EAA Compliance for E-Commerce: What It Costs

EAA compliance for e-commerce typically starts with an accessibility audit ranging from $1,000 to $3,000, followed by remediation work that varies based on the number of templates and issues identified....

EAA compliance for e-commerce typically starts with an accessibility audit ranging from $1,000 to $3,000, followed by remediation work that varies based on the number of templates and issues identified. Most online stores spend between $5,000 and $25,000 in the first year covering evaluation, code fixes, document remediation, and recurring scans. Larger catalogs, custom checkout flows, and multi-language storefronts push costs higher. The European Accessibility Act went into effect on June 28, 2025, and applies to e-commerce services sold to consumers in the EU.

EAA Compliance Cost Summary for E-Commerce
Cost Component Typical Range
Accessibility audit $1,000 to $3,000 for a typical storefront, with per-page pricing of $100 to $250
Code remediation $250 to $550 per page or template that requires fixes
PDF and document remediation Starts at $7 per page for product manuals, invoices, and policy documents
Ongoing scans and monitoring Subscription-based, often bundled with platform access
Technical support $195 per hour when developers need accessibility guidance

What EAA Compliance Means for E-Commerce

The European Accessibility Act covers e-commerce services offered to consumers in EU member states. Online stores selling physical or digital goods are within scope, regardless of where the company is based. The technical standard most providers follow is EN 301 549, which incorporates WCAG 2.1 Level AA.

For an online store, that means product pages, category pages, search, cart, checkout, account creation, order history, and customer support flows all need to meet WCAG 2.1 AA. Marketing pages, blog content, and downloadable documents like receipts and return policies are also in scope.

What Drives EAA Compliance Cost for E-Commerce

Cost is shaped less by the total page count and more by the number of distinct page templates. Most stores use a handful of templates that repeat across thousands of product URLs. An audit evaluates one representative page per template along with key transactional flows.

Factors that increase cost:

  • Custom checkout: Bespoke checkout code requires deeper evaluation than standard platform checkouts.
  • Third-party integrations: Reviews, chat, search filters, and live shopping tools each need separate evaluation.
  • Multi-language storefronts: Each language variant introduces additional content to verify.
  • Mobile app pairing: A companion app adds its own audit scope.
  • Document volume: Stores with PDF catalogs, manuals, or downloadable guides add remediation costs.

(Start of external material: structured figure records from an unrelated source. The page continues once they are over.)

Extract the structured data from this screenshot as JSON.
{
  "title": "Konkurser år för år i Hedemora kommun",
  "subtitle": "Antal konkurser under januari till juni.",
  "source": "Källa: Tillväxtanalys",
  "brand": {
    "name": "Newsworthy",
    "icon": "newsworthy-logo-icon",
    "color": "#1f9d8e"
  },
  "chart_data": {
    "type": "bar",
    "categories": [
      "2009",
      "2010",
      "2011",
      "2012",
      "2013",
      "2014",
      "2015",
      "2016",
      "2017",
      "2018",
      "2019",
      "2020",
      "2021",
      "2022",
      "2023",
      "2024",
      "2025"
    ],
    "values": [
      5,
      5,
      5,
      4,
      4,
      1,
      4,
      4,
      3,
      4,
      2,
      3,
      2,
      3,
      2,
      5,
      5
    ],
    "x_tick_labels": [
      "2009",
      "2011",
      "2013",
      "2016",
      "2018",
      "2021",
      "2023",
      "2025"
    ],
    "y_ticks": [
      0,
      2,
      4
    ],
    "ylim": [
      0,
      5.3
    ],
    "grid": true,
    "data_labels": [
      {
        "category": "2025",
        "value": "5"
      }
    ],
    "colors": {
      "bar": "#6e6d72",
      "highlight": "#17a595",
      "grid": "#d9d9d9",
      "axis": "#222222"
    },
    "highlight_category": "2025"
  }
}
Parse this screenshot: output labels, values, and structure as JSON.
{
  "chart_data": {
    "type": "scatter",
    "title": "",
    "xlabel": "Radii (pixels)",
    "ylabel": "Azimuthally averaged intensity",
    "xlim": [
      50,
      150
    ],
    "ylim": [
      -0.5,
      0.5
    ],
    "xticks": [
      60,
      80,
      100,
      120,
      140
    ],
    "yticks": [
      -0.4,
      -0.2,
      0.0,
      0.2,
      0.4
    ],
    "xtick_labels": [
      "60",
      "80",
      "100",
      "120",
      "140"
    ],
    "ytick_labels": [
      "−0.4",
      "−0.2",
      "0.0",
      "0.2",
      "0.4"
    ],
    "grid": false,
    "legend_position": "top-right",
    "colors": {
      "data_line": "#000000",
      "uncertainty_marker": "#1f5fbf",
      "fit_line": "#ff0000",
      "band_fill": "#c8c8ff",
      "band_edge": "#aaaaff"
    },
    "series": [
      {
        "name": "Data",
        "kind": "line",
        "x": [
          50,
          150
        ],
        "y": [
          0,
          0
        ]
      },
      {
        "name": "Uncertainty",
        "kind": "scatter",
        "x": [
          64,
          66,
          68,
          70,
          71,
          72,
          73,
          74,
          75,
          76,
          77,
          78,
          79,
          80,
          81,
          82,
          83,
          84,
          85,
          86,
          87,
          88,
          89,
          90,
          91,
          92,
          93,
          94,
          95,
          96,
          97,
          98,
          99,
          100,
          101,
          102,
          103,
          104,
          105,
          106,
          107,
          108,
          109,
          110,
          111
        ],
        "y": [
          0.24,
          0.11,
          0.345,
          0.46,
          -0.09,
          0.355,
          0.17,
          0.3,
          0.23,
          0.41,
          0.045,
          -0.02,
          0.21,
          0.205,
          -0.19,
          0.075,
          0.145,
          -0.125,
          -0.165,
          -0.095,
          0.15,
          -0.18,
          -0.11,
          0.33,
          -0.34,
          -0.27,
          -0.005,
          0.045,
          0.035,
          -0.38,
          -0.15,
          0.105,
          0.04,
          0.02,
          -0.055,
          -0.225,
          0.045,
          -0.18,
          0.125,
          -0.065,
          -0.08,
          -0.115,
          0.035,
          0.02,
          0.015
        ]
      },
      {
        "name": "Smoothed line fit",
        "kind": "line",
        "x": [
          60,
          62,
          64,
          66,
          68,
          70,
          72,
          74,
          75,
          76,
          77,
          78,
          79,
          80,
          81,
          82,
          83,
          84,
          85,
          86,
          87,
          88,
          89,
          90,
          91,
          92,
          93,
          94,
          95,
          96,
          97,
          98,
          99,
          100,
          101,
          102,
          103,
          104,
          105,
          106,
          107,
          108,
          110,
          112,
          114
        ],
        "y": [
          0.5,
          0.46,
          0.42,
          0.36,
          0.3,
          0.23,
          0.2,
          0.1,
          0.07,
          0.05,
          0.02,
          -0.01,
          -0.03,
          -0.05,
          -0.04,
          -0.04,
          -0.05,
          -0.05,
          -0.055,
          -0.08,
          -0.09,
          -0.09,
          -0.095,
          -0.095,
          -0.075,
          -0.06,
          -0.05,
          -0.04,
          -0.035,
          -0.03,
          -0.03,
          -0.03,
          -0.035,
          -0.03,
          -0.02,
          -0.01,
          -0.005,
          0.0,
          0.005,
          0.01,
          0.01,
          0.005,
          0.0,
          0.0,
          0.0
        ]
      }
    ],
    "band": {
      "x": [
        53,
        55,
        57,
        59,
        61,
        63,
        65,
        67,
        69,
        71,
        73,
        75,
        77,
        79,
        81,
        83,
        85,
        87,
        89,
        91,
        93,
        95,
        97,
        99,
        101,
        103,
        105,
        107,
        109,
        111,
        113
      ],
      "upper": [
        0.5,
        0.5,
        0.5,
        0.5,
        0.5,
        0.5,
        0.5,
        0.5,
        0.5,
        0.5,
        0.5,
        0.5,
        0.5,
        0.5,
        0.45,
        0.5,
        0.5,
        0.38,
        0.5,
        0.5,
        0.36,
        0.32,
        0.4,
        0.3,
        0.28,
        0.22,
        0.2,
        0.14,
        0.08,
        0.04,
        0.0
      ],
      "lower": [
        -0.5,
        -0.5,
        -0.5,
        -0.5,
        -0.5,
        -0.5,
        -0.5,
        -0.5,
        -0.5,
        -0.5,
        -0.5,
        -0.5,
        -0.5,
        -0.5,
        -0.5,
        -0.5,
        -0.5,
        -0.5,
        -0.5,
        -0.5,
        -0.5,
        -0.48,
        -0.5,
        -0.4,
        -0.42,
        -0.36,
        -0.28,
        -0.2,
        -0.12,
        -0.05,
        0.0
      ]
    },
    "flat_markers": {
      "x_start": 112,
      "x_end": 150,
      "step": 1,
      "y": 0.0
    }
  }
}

Audit Pricing for an E-Commerce Store

A WCAG 2.1 AA audit identifies issues across the page templates and flows that matter most to shoppers. For a typical online store with 8 to 15 unique templates, audit pricing falls in the $1,000 to $3,000 range. Larger storefronts with custom configurators, B2B portals, or extensive account features can exceed that.

The audit covers screen reader testing, keyboard testing, visual inspection, and code inspection, with an automated scan used as a review component. The deliverable is a report that lists each issue, its location, the WCAG criterion it relates to, and remediation guidance.

Remediation Costs

Code remediation for e-commerce ranges from $250 to $550 per page or template, depending on the complexity of issues identified. A product page with form field labeling problems and missing image alternatives costs less to fix than a checkout flow with focus management and dynamic error handling issues.

Many stores complete remediation with their in-house or agency developers using the audit report as a roadmap. Outsourced remediation is an option when internal capacity is limited. Document remediation for PDFs starts at $7 per page.

Ongoing Costs After Initial Conformance

EAA conformance is not a one-time project. Product pages change, new templates launch, and third-party scripts update. Recurring scans on a scheduled cadence (weekly or monthly) flag regressions on the roughly 25% of WCAG criteria that automated checks evaluate reliably. Scans cover a meaningful share of common issues but cannot replace periodic re-evaluation of high-traffic flows.

Most stores budget for an annual or biannual re-evaluation of key templates, plus continuous scans. Subscription pricing for monitoring varies by page volume and feature set.

What a First-Year Budget Looks Like

A mid-sized e-commerce store with 10 templates, a standard platform checkout, and a modest document library typically spends $5,000 to $15,000 in the first year. That covers an initial audit, code remediation, document remediation for a few dozen pages, and monitoring. Enterprise stores with custom builds, multi-region storefronts, and large document catalogs often spend $25,000 or more.

Spreading cost across the first year, rather than concentrating it at launch, is common. Audits are conducted early, remediation follows over several sprints, and monitoring picks up once the most material issues are resolved.

Cost of Not Meeting EAA Requirements

Member states set their own penalties under the EAA. Beyond enforcement, non-conformant storefronts lose customers who cannot complete a purchase. Checkout is where accessibility issues most directly affect revenue, since a shopper who cannot operate a form field, error message, or payment screen leaves the funnel entirely.

Budgeting for EAA conformance as a recurring operational cost, similar to security or hosting, produces a more accurate picture than treating it as a one-time line item.